Question

Limit as x approaches infinity (x+2)/(x+3)?

without using the comparison of degrees of the numerator and denominator. show work in great detail

Answer 1

`1`

Explanation:

Let's attempt to plug in `oo` right away:

`lim_(x->oo)(x+2)/(x+3)=(oo+2)/(oo+3)=oo/oo`

This indeterminate form indicates that we must somehow simplify. In the case of limits to `+-oo` of rational functions, we can divide both the numerator and denominator by the term of highest exponent in the denominator.
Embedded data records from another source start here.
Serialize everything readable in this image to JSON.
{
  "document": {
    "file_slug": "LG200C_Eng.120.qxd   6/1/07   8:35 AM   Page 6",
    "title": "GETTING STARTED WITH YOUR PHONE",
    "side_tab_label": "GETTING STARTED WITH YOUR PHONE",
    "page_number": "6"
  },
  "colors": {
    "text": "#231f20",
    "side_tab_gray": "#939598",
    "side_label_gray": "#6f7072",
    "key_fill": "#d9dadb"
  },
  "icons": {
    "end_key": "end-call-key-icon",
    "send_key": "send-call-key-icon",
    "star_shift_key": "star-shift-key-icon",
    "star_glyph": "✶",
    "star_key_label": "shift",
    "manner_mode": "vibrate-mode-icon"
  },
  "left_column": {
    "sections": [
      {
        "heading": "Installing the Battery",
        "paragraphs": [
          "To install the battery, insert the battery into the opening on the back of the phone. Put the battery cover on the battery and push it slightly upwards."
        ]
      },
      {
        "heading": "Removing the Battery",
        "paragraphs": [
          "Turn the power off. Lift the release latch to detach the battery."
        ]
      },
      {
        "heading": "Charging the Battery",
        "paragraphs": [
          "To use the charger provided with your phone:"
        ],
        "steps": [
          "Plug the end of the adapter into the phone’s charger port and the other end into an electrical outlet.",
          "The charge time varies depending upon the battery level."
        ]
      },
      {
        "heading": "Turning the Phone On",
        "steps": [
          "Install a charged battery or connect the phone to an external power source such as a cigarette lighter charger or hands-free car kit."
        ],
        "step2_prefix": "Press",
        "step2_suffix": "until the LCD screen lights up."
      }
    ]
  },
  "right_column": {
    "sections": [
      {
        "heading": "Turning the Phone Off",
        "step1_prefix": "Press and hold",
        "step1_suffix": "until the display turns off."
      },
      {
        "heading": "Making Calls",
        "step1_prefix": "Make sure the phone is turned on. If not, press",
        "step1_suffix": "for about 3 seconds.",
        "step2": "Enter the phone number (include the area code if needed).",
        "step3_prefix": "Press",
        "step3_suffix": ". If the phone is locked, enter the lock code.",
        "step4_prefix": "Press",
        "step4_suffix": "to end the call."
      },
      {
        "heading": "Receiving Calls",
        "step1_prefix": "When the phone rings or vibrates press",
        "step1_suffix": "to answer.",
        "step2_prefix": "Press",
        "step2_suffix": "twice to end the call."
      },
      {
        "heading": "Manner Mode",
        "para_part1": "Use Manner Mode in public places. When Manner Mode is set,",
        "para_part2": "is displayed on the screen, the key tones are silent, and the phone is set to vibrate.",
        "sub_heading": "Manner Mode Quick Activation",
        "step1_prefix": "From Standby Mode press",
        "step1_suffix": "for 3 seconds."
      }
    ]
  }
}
Here, the term of highest exponent in the denominator is `x^1,` or `x.` Let's divide everything, numerator and denominator, by `x:`

`lim_(x->oo)((x+2)/x)/((x+3)/x)=lim_(x->oo)(x/x+2/x)/(x/x+3/x)`
(Because `(a+b)/c=a/c+b/c`)

Simplify:

`lim_(x->oo)(x/x+2/x)/(x/x+3/x)=lim_(x->oo)(1+2/x)/(1+3/x)`

Now, let's plug in `oo:`

`lim_(x->oo)(1+2/x)/(1+3/x)=(1+2/oo)/(1+3/oo)=(1+0)/(1+0)=1`

Because `c/oo,` where `c` is a constant, is `0.` Dividing a constant value by an extremely large value yields a final value of `0,` in other words.